Chapter 7 - Exponential and Logarithmic Functions - Cumulative Standards Review - Multiple Choice - Page 494: 23

$x = 2$

We don't want to work with radicals, so we need to transform them. To get rid of radicals, we square both sides of the equation: $(\sqrt {x + 2})^2 = (x)^2$ Squaring the radical will leave just the binomial: $x + 2 = x^2$ Rewrite the equation so the term with the greatest degree lies on the left side of the equation: $x^2 = x + 2$ We move all terms to the left side of the equation so that we are left with $0$ on the right side of the equation: $x^2 - x - 2 = 0$ We solve by factoring. To factor a quadratic equation in the form $ax^2 + bx + c = 0$, we look at factors of the product of $a$ and $c$ such that, when added together, equal $b$. For the equation $x^2 - x - 2 = 0$, $(a)(c)$ is $(1)(-2)$, or $-2$, but when added together will equal $b$ or $-1$. One of the factors needs to be positive and the other one negative, but the negative factor should be the one with the greater absolute value. This is because a negative number multiplied with a positive number will equal a negative number; however, when a negative number is added to a positive number, the result can be either negative or positive, depending on which number has the greater absolute value. We came up with the following possibility: $(a)(c)$ = $(-2)(1)$ $b = -1$ Let's take a look at our factorization: $(x - 2)(x + 1) = 0$ The zero product property states that if the product of two factors equals zero, then either one of the factors is zero or both factors equal zero. We can, therefore, set each factor to $0$: First factor: $x - 2 = 0$ Add $2$ to each side to solve for $x$: $x = 2$ Second factor: $x + 1 = 0$ Subtract $1$ from each side to solve for $x$: $x = -1$ To check if our solutions are correct, we plug our solutions back into the original equation to see if the left and right sides equal one another.
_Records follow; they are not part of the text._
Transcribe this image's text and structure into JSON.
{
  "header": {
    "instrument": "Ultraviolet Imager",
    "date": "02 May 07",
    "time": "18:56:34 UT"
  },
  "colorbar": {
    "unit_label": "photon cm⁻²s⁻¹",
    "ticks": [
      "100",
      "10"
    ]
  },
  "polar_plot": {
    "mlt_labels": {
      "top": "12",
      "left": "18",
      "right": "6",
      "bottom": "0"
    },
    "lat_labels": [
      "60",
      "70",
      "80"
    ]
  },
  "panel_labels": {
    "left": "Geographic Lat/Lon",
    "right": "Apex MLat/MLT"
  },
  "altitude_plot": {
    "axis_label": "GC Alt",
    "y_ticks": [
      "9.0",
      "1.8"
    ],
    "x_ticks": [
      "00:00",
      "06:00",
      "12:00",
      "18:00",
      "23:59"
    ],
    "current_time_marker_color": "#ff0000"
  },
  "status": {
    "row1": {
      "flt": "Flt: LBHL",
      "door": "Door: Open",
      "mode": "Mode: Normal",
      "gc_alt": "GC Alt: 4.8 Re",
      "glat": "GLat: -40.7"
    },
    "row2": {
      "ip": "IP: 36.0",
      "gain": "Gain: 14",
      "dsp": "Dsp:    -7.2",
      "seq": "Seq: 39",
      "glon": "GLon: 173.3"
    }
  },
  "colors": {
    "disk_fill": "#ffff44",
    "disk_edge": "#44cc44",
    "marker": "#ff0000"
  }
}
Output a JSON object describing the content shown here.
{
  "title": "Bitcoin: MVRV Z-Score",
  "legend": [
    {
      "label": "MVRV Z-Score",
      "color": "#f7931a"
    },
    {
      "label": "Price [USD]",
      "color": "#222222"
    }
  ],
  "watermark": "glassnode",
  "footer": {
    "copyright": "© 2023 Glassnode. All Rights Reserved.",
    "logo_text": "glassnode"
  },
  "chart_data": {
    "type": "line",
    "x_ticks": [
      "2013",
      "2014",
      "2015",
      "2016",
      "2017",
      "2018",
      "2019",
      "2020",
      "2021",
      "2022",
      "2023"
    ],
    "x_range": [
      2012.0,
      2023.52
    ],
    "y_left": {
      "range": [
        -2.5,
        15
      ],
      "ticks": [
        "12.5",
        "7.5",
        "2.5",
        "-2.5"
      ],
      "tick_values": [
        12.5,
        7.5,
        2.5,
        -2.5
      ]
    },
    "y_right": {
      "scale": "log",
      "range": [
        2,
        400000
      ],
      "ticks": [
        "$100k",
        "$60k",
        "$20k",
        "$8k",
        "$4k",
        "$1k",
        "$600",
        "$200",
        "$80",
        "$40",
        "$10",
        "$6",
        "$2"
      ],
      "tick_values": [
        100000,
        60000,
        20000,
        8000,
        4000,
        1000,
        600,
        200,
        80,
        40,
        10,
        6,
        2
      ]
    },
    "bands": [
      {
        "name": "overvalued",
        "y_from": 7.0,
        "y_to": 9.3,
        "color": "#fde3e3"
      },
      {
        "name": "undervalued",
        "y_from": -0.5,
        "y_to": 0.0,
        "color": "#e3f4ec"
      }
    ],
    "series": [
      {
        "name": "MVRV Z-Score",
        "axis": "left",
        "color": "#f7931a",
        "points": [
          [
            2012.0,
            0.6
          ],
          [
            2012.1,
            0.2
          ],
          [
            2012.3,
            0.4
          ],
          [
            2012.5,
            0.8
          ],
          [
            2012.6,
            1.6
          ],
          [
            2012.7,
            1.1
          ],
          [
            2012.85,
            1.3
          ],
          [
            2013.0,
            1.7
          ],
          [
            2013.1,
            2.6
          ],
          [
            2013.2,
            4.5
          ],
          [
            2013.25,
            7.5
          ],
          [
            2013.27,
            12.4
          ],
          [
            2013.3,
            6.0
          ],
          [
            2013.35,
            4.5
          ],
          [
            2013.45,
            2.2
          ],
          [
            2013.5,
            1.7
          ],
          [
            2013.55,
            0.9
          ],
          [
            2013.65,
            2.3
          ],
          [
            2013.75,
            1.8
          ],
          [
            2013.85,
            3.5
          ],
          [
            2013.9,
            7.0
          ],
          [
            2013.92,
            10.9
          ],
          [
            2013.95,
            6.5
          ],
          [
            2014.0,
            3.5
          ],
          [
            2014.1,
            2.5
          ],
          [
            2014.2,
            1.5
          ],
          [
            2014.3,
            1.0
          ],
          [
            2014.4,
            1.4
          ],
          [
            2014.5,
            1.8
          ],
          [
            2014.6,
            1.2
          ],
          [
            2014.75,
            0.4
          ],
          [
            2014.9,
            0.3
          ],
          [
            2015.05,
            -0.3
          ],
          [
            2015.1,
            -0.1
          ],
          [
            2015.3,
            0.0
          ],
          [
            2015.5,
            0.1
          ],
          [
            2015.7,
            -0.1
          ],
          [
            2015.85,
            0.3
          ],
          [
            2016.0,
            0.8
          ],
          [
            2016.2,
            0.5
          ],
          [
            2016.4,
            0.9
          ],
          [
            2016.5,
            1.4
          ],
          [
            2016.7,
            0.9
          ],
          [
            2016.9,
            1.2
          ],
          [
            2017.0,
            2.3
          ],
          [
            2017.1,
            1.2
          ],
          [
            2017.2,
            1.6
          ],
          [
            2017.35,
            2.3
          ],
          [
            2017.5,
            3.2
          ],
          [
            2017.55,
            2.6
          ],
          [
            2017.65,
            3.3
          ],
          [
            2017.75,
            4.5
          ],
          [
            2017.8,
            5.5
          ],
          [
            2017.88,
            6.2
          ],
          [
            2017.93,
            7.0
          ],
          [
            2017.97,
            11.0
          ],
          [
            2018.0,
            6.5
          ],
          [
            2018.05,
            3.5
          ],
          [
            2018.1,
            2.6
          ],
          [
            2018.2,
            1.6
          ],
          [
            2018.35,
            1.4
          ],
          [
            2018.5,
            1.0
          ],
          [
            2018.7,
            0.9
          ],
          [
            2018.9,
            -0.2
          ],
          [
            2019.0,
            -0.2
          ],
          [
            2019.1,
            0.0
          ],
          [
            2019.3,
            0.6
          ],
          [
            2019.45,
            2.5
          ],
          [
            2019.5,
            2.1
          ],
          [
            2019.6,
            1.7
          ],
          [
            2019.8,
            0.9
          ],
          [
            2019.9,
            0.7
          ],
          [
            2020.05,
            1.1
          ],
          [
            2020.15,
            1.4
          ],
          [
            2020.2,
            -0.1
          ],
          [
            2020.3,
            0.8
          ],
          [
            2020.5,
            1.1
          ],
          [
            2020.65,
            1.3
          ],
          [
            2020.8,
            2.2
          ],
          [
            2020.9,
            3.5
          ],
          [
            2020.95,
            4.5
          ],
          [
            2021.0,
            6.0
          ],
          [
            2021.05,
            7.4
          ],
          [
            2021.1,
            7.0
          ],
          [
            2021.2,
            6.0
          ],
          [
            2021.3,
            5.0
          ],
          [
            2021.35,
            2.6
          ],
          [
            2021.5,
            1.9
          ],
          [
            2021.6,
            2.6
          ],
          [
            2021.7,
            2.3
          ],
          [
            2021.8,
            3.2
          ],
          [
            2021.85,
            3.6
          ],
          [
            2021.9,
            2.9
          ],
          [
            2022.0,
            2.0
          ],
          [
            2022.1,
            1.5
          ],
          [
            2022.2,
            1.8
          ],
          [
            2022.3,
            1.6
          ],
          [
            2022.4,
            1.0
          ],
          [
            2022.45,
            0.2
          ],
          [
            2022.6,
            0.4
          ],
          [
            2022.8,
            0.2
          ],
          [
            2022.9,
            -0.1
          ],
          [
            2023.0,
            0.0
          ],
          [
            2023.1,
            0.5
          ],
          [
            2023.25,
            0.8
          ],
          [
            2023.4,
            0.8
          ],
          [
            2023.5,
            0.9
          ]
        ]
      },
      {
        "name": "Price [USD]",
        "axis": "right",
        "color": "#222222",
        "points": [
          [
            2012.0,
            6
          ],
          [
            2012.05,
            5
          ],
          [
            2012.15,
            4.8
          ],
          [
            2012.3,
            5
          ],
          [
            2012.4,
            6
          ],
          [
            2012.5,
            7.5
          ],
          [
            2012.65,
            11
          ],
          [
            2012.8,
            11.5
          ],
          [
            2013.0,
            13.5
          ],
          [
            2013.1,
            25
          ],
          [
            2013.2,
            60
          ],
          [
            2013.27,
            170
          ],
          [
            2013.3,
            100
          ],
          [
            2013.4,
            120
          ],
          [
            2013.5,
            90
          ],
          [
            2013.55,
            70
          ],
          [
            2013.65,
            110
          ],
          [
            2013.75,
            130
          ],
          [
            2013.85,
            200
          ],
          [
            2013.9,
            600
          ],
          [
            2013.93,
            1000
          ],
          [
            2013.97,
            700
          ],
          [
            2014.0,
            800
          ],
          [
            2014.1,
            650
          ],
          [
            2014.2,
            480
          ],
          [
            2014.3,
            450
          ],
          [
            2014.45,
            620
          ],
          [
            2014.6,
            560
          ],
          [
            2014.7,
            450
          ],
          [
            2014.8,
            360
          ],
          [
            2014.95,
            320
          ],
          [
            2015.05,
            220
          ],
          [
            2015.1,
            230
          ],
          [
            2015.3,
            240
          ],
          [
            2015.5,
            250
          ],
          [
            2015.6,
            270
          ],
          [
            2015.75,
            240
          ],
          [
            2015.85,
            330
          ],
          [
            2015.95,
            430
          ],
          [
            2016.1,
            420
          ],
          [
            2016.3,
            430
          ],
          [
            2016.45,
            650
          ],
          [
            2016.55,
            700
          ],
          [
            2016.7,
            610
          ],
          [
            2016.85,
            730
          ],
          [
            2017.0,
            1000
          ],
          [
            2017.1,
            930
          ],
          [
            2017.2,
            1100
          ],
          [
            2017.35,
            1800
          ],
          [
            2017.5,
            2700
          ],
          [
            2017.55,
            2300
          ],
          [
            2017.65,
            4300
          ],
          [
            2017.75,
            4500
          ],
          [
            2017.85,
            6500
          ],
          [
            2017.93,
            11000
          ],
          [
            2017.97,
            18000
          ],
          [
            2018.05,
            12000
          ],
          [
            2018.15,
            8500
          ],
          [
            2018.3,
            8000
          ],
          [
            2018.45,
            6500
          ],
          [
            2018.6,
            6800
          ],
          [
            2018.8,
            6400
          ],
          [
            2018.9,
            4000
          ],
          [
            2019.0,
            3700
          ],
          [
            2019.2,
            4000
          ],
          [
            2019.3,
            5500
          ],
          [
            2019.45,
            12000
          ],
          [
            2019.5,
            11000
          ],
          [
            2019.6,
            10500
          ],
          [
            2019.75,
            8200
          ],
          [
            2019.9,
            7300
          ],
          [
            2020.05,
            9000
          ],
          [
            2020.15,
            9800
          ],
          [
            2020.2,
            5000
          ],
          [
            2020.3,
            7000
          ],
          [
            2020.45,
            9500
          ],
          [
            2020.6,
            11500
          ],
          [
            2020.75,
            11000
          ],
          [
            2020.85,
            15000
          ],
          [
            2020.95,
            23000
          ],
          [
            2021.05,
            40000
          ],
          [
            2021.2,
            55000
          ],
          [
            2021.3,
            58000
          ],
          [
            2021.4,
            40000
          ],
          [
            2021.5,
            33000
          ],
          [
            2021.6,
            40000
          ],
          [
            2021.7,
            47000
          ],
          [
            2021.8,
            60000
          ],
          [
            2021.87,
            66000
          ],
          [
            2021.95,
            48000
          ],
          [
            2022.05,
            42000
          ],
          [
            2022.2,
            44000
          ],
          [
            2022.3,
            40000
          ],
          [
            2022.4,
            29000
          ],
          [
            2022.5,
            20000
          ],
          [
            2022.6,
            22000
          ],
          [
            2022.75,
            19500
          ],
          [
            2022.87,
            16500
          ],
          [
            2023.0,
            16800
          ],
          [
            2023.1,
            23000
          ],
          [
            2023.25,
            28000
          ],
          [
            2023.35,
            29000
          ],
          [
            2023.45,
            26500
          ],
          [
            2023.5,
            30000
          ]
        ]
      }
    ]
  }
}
Let's plug in $x = 6$ first: $\sqrt {2 + 2} = 2$ Add what's inside the brackets: $\sqrt {4} = 2$ Take the square root of $4$: $2 = 2$ The left and right sides are equal; therefore, this solution is correct. Let's check $x = -1$: $\sqrt {-1 + 2} = -1$ Add numbers inside brackets first: $\sqrt {1} = -1$ Take the square root of $1$: $1 \ne -1$ The left and right sides are not equal; therefore, this is an extraneous solution. The only solution is $x = 2$.